13/11/2009

Camargo Corrêa terá fábrica de cimento no Rio

Grupo fechou acordo com a LLX para instalar unidade no Porto do Açu

Rio de Janeiro – A Camargo Corrêa Cimentos firmou ontem com a LLX, empresa de logística do empresário Eike Batista, acordo para a construção de uma fábrica de cimento no Porto do Açu, em São João da Barra (RJ). O acordo ainda está em fase preliminar, mas o investimento deve ser de, no mínimo, R$ 100 milhões, para a produção de cerca de 400 mil toneladas por ano.

“Vemos um grande potencial no porto, pela região em que está localizado, pelos investimentos do pré-sal e pela própria facilidade de cabotagem que vai permitir. Ele nos dará melhor acesso a outros Estados – à Bahia, por exemplo”, disse o presidente da Camargo Corrêa Cimentos, Humberto Farias.

Atualmente sem fábricas no Rio, a companhia tem pouca entrada no mercado do Estado. O Porto do Açu seria uma oportunidade. Lá poderão ser utilizados, na produção de cimento, tanto resíduos de uma siderúrgica quanto de uma termelétrica, que ficarão instaladas por perto. O coque, insumo para geração de energia, chegaria com facilidade pelo porto.

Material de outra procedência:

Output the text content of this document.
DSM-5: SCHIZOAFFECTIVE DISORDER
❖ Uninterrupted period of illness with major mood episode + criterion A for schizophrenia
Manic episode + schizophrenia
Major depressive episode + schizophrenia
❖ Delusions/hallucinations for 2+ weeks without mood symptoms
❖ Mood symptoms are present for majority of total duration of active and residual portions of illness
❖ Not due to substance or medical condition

Apesar de todas essas facilidades, a Camargo não decidiu ainda que modelo de fábrica deve estabelecer no local. Uma possibilidade seria fazer apenas uma planta para processar clinquer – matéria-prima para fabricação de cimento -, atuando apenas na etapa final da produção do cimento. Nesse caso, o investimento seria mais tímido, em torno dos R$ 100 milhões.

Se a decisão for optar pelo processo completo na unidade do Açu, o valor do investimentos será bem maior, mas a empresa não revela valores. Uma planta como essa costuma demorar dois anos para começar a produzir.

Além dos investimentos no Brasil, a Camargo, que é dona da maior produtora de cimento da Argentina, a Loma Negra, avança também no Paraguai. A empresa está implantando uma fábrica no país vizinho, em investimento orçado em R$ 180 milhões para a produção de outras 400 mil toneladas anuais. A fábrica deve entrar em operação até meados de 2012.

O acordo com a Camargo deve gerar para a LLX receita anual de R$ 30 milhões. Ontem, na divulgação do balanço do terceiro trimestre, o presidente da LLX, Otávio Lazcano, disse que já existem 66 contratos de empresas interessadas em se instalar ou movimentar suas cargas no Porto do Açu.